Each plugin includes metadata specifying its purpose and validation outcomes.
A continuous improvement cycle is created through community feedback.
Standardized templates, documentation, and input/output formats facilitate contributions.
Data supply chain (38) steps are saved as metadata for transparency and reproducibility.
Data Quality Auditing and Preprocessing
The framework audits data quality by identifying motion artifacts, environmental factors, and hardware limitations.
Semi-automated modules for data cleaning, preprocessing, and artifact removal are implemented (39–41).
Signal Segmentation and Alignment
The framework includes a module for determining appropriate time windows for signal segmentation.
The module helps users select optimal window lengths for their research needs.
Tools are included to support improved signal alignment (42).
Contextual Information Integration
Interpreting physiological data requires understanding the recording context.
Context includes environmental characteristics and personal factors (affect, physical activity, posture).
Integrating contextual features improves stress detection (12).
Plots of physiological data with visual overlays describing recording context are provided.
Data Fusion and Signal Alignment
This involves aligning data from different sensors or modalities, which might vary in sampling frequencies and timestamps.
Community-contributed plugins can handle the intricacies of multimodal data by harmonizing signals (short & long term).
Programming Language and GUI
A graphical user interface (GUI) is needed for open-source physiological processing tools.
The framework is accessible through both a GUI and a command-line interface (CLI).
Common open programming languages (Python, R, Bash, etc.) are used.
Science Gateways and Open Science Integration
The framework aligns with Open Science Framework standards.
Integration includes leveraging the Digital Health Data Repository.
DBDP Autonomic
Expanding the Digital Biomarker Discovery Project (DBDP (43)) to include dedicated processing of ANS signals.
DBDP serves as a hub for collaborative and open research in digital health.
The code repository includes computational building blocks for common measures of ambulatory physiological data.
photoplethysmography (PPG)
electrocardiography (ECG)
electrodermal activity (EDA).
The repository comprises four modules:
exploratory data analysis
data preprocessing
feature engineering
machine learning model development
DBDP hosts an archive of code repositories and a list of open-source digital health data.

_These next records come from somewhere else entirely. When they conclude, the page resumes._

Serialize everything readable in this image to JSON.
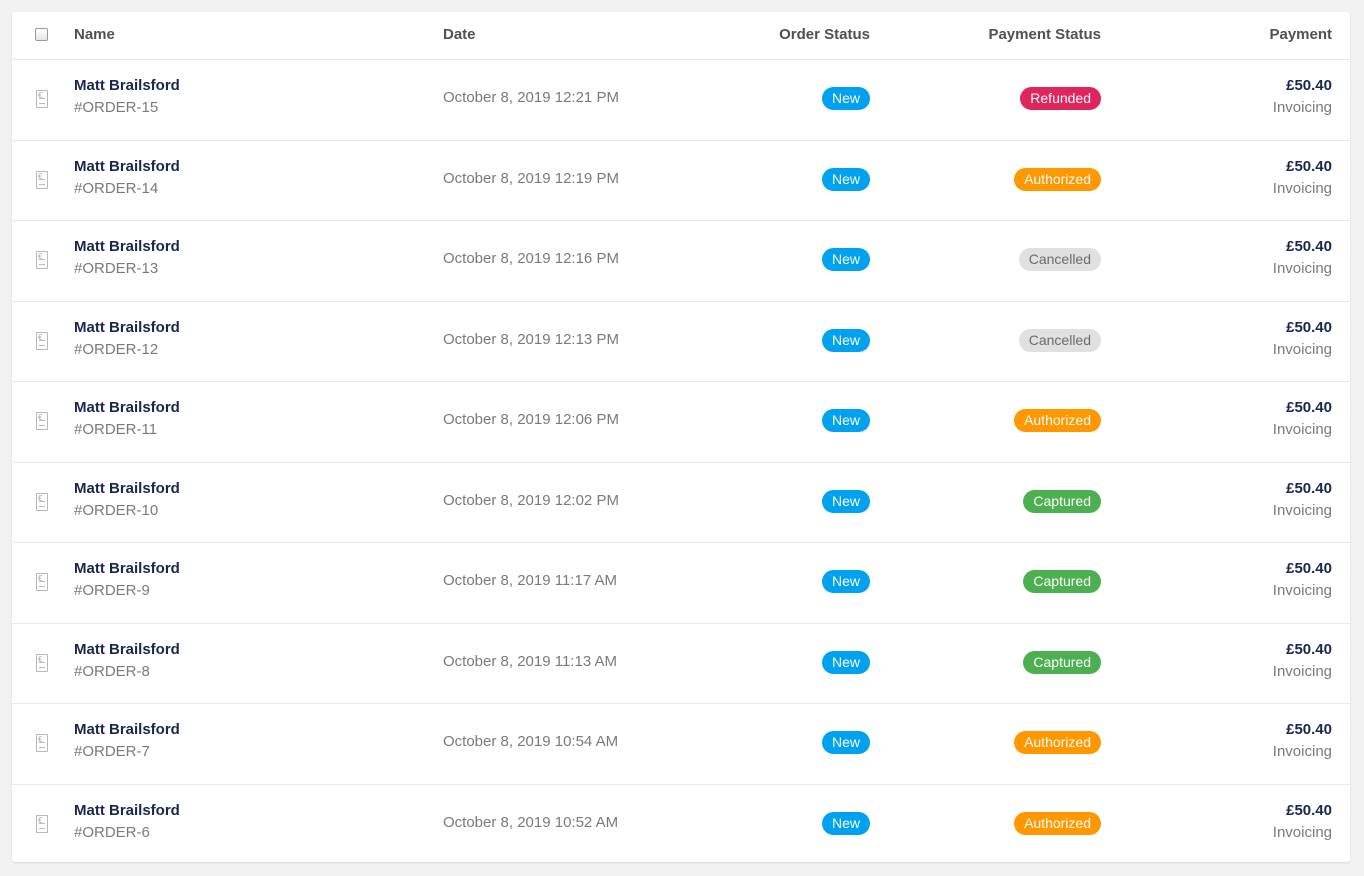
{
  "header": {
    "name": "Name",
    "date": "Date",
    "order_status": "Order Status",
    "payment_status": "Payment Status",
    "payment": "Payment"
  },
  "colors": {
    "new": "#00a2ef",
    "refunded": "#e0245e",
    "authorized": "#ff9800",
    "cancelled": "#e0e0e0",
    "captured": "#4caf50"
  },
  "icon": "receipt-icon",
  "rows": [
    {
      "customer": "Matt Brailsford",
      "order": "#ORDER-15",
      "date": "October 8, 2019 12:21 PM",
      "order_status": "New",
      "payment_status": "Refunded",
      "amount": "£50.40",
      "method": "Invoicing"
    },
    {
      "customer": "Matt Brailsford",
      "order": "#ORDER-14",
      "date": "October 8, 2019 12:19 PM",
      "order_status": "New",
      "payment_status": "Authorized",
      "amount": "£50.40",
      "method": "Invoicing"
    },
    {
      "customer": "Matt Brailsford",
      "order": "#ORDER-13",
      "date": "October 8, 2019 12:16 PM",
      "order_status": "New",
      "payment_status": "Cancelled",
      "amount": "£50.40",
      "method": "Invoicing"
    },
    {
      "customer": "Matt Brailsford",
      "order": "#ORDER-12",
      "date": "October 8, 2019 12:13 PM",
      "order_status": "New",
      "payment_status": "Cancelled",
      "amount": "£50.40",
      "method": "Invoicing"
    },
    {
      "customer": "Matt Brailsford",
      "order": "#ORDER-11",
      "date": "October 8, 2019 12:06 PM",
      "order_status": "New",
      "payment_status": "Authorized",
      "amount": "£50.40",
      "method": "Invoicing"
    },
    {
      "customer": "Matt Brailsford",
      "order": "#ORDER-10",
      "date": "October 8, 2019 12:02 PM",
      "order_status": "New",
      "payment_status": "Captured",
      "amount": "£50.40",
      "method": "Invoicing"
    },
    {
      "customer": "Matt Brailsford",
      "order": "#ORDER-9",
      "date": "October 8, 2019 11:17 AM",
      "order_status": "New",
      "payment_status": "Captured",
      "amount": "£50.40",
      "method": "Invoicing"
    },
    {
      "customer": "Matt Brailsford",
      "order": "#ORDER-8",
      "date": "October 8, 2019 11:13 AM",
      "order_status": "New",
      "payment_status": "Captured",
      "amount": "£50.40",
      "method": "Invoicing"
    },
    {
      "customer": "Matt Brailsford",
      "order": "#ORDER-7",
      "date": "October 8, 2019 10:54 AM",
      "order_status": "New",
      "payment_status": "Authorized",
      "amount": "£50.40",
      "method": "Invoicing"
    },
    {
      "customer": "Matt Brailsford",
      "order": "#ORDER-6",
      "date": "October 8, 2019 10:52 AM",
      "order_status": "New",
      "payment_status": "Authorized",
      "amount": "£50.40",
      "method": "Invoicing"
    }
  ]
}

DBDP is also developing a code-free GUI-based platform (DBDP Discovery).
Uploaded code adheres to the framework’s plugin guidelines, allowing it to be cloned as a submodule.
DBDP-Autonomic specifically targets signals from the autonomic nervous system (ANS) to derive insights into psychological states.

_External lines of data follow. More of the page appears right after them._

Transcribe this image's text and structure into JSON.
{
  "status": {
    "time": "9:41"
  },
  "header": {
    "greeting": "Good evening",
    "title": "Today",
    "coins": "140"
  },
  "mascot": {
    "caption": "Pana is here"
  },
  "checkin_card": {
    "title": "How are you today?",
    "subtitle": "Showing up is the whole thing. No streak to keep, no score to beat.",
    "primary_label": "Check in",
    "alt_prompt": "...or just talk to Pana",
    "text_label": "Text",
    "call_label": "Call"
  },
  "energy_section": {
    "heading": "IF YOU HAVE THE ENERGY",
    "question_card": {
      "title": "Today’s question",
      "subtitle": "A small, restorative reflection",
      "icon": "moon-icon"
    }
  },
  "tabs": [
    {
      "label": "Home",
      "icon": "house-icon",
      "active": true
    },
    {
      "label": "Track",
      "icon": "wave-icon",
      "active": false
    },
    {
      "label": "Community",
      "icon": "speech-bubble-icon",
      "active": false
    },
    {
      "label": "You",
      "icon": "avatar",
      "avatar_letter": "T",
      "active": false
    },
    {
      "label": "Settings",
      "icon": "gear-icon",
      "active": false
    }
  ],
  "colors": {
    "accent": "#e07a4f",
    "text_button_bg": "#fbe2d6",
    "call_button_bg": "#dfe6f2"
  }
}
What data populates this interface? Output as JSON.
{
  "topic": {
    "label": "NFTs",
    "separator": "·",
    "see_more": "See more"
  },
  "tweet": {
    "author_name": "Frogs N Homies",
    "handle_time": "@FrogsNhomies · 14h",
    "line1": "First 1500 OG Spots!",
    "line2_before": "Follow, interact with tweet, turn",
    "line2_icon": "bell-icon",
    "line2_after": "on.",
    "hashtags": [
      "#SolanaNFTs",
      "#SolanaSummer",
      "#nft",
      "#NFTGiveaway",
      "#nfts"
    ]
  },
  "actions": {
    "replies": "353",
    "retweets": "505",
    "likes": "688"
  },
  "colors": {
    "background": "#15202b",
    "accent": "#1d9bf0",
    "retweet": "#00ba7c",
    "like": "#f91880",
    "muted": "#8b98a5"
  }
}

The Role of Context in DBDP-Autonomic
A key challenge in analyzing ANS data is the role of context.
DBDP-Autonomic addresses this by integrating contextual data (e.g., activity type, location, and environmental factors).
DBDP-Autonomic emphasizes the combination of multi-dimensional signals to create unified constructs that reflect psychological states more comprehensively.
Discussion and Call to Community Action
DBDP has established itself as an open-source hub for digital health.
DBDP Autonomic could address challenges associated with ANS signal analysis.
Engagement from the community is vital to the long-term viability of DBDP Autonomic.
Envisioned member engagement follows the Center for Scientific Collaboration and Community Engagement (CSCCE) Community Participation Model (44).
Members can:
CONVEY/CONSUME: Engage with educational resources.
CONTRIBUTE: Add data cleaning algorithms, feature selection methods, and machine learning models.
COLLABORATE: Undertake joint research initiatives.
CO-CREATE: Organize and lead workshops and working groups.
Conclusion
A collaborative effort of the DBDP Autonomic community could enable more robust, transparent, and reproducible research in biobehavioral health.
By emphasizing collaboration, transparency, and rigor, this resource could improve our understanding of complex biobehavioral health issues.
Such a framework is essential for unlocking the full potential of mobile devices to benefit individual and community health.